Хисако, с милыми ямочками на щеках, поглядела снизу вверх на Гимпэя. Они стояли в углу коридора невдалеке от классной комнаты. За окном девочка, ухватившись за ветку вишни, раскачивалась на ней, словно на турнике. Ветка так сильно тряслась, что до них доносился шелест листьев.
— У любящих не бывает друзей. Сейчас для нас даже Онда — враг. Она — глаза и уши чужого мира.
— Но я, наверно, все же ей расскажу.
— Ни в коем случае! — Гимпэй испуганно огляделся по сторонам.
— Боюсь, не выдержу. Если она с сочувственным видом начнет меня расспрашивать, отчего я такая, что случилось, я могу проговориться.
— Тебе ни к чему это дружеское сочувствие! — возвысил голос Гимпэй.
— Когда я встречусь с Ондой и погляжу ей в глаза, обязательно расплачусь. Вот и вчера я вернулась домой с распухшими от слез глазами, смачивала их водой, но никак не могла привести себя в порядок. Летом, когда в холодильнике есть лед, это проще…
— Не говори глупости.
— Но мне так тяжело на сердце.
— Покажи-ка свои глаза.
Хисако кротко поглядела на него — девушке очень хотелось, чтобы он сам заглянул ей в глаза. Он ощутил ее так близко от себя, что умолк, не в силах произнести хоть слово.
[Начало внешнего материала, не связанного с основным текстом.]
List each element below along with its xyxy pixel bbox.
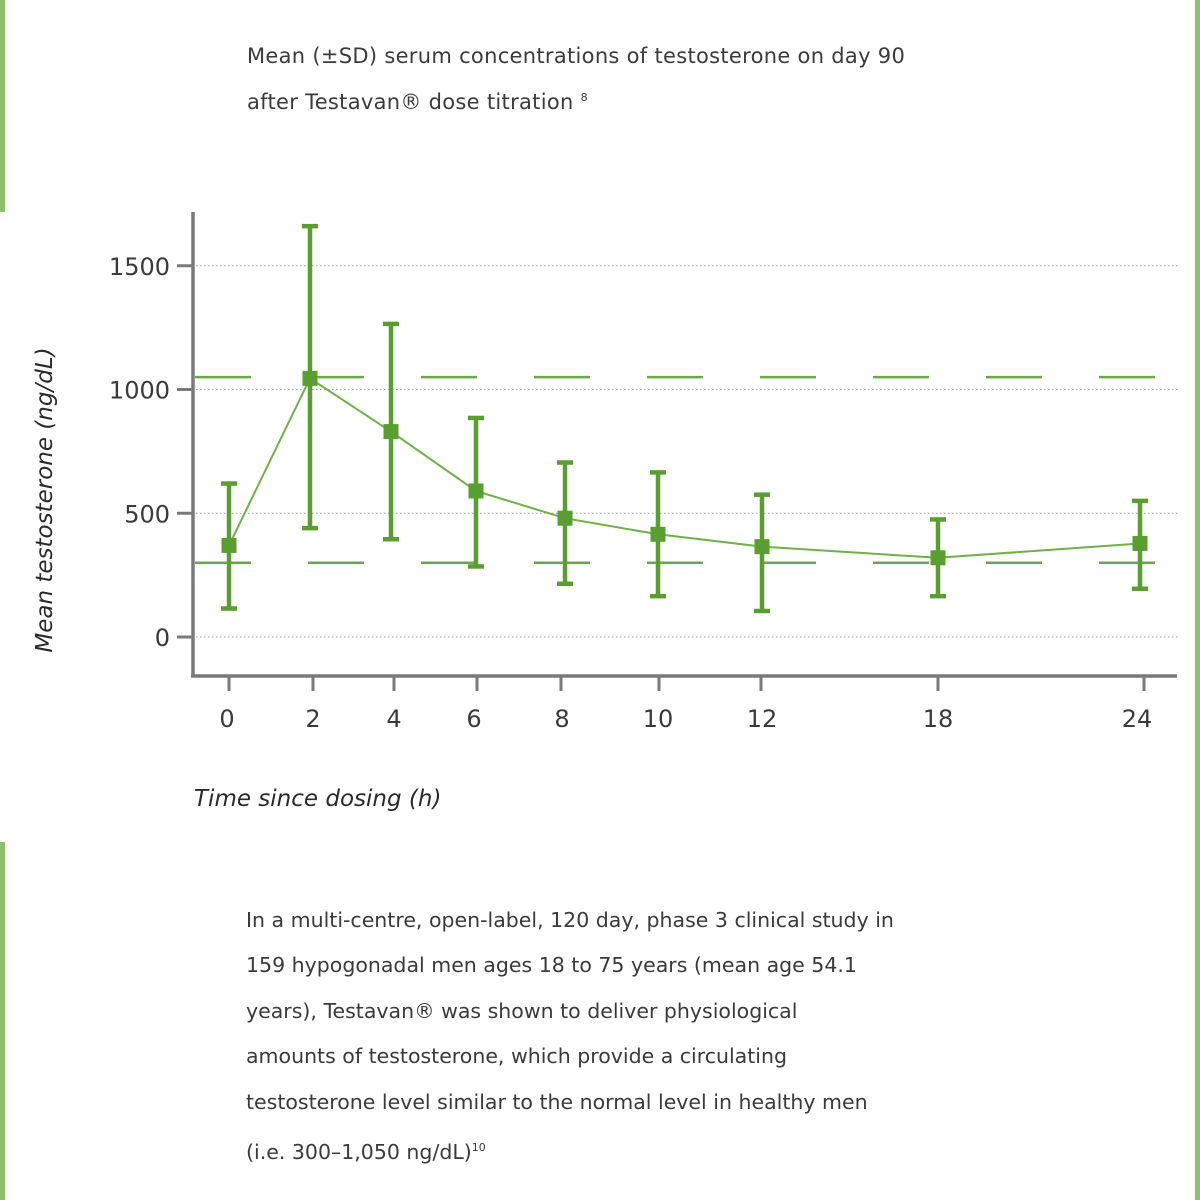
reference-lines <box>195 375 1178 564</box>
data-point-24 <box>1132 535 1148 551</box>
x-tick-label-2: 2 <box>305 705 320 733</box>
series-line <box>228 376 1141 559</box>
study-description: In a multi-centre, open-label, 120 day, … <box>246 898 976 1175</box>
x-tick-label-12: 12 <box>747 705 778 733</box>
data-point-8 <box>557 510 573 526</box>
body-line-3: years), Testavan® was shown to deliver p… <box>246 998 798 1023</box>
y-tick-label-1500: 1500 <box>109 253 170 281</box>
right-accent-bar <box>1195 0 1200 1200</box>
chart-title-line-2-text: after Testavan® dose titration <box>247 90 574 114</box>
data-point-0 <box>221 537 237 553</box>
left-accent-bar-top <box>0 0 5 212</box>
axes <box>191 212 1177 678</box>
chart-title-line-1: Mean (±SD) serum concentrations of testo… <box>247 44 906 68</box>
body-line-5: testosterone level similar to the normal… <box>246 1089 868 1114</box>
x-tick-label-4: 4 <box>386 705 401 733</box>
series-testosterone <box>221 223 1148 614</box>
x-tick-label-18: 18 <box>923 705 954 733</box>
data-point-10 <box>650 526 666 542</box>
body-reference-number: 10 <box>471 1141 486 1155</box>
x-tick-label-8: 8 <box>554 705 569 733</box>
body-line-4: amounts of testosterone, which provide a… <box>246 1044 787 1069</box>
y-axis-label: Mean testosterone (ng/dL) <box>32 347 58 652</box>
x-axis-label: Time since dosing (h) <box>194 786 441 812</box>
x-tick-label-0: 0 <box>219 705 234 733</box>
y-tick-label-500: 500 <box>124 500 170 528</box>
data-point-18 <box>930 550 946 566</box>
data-point-4 <box>383 424 399 440</box>
x-tick-label-6: 6 <box>466 705 481 733</box>
body-line-2: 159 hypogonadal men ages 18 to 75 years … <box>246 953 857 978</box>
grid-lines <box>196 265 1178 638</box>
y-tick-label-1000: 1000 <box>109 377 170 405</box>
title-reference-number: 8 <box>580 91 588 104</box>
y-tick-label-0: 0 <box>155 624 170 652</box>
x-tick-label-24: 24 <box>1122 705 1153 733</box>
x-tick-label-10: 10 <box>643 705 674 733</box>
left-accent-bar-bottom <box>0 842 5 1200</box>
data-point-12 <box>754 539 770 555</box>
body-last-line-text: (i.e. 300–1,050 ng/dL) <box>246 1139 472 1164</box>
body-line-1: In a multi-centre, open-label, 120 day, … <box>246 908 894 932</box>
body-line-6: (i.e. 300–1,050 ng/dL)10 <box>246 1125 976 1175</box>
data-point-6 <box>468 483 484 499</box>
data-point-2 <box>302 370 318 386</box>
chart-title-line-2: after Testavan® dose titration 8 <box>247 90 588 114</box>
Еще до того, как Гимпэй окончательно сблизился с Хисако, он пытался расспросить Онду о семействе своей возлюбленной. Ведь, по словам Хисако, у нее не было от подруги секретов.
Но добиться доверия у Онды оказалось не просто. Она была хорошей ученицей, но всегда держалась независимо и настороженно.
Однажды Гимпэй читал вслух ученицам своего класса выдержки из книги Юкити Фукудзава «Социальные отношения между мужчинами и женщинами». Он начал с юмористического абзаца: «Пройдя два или три тё, супруги могут пойти рядом». И дальше продолжал: «Например, до сих пор еще можно столкнуться с абсурдным анахронизмом, когда свекор и свекровь смотрят косо на молодую невестку, ежели та чересчур открыто убивается по случаю отъезда мужа, а тесть и теща выражают свое неудовольствие, ежели молодой зять слишком много ухаживает за больной женой».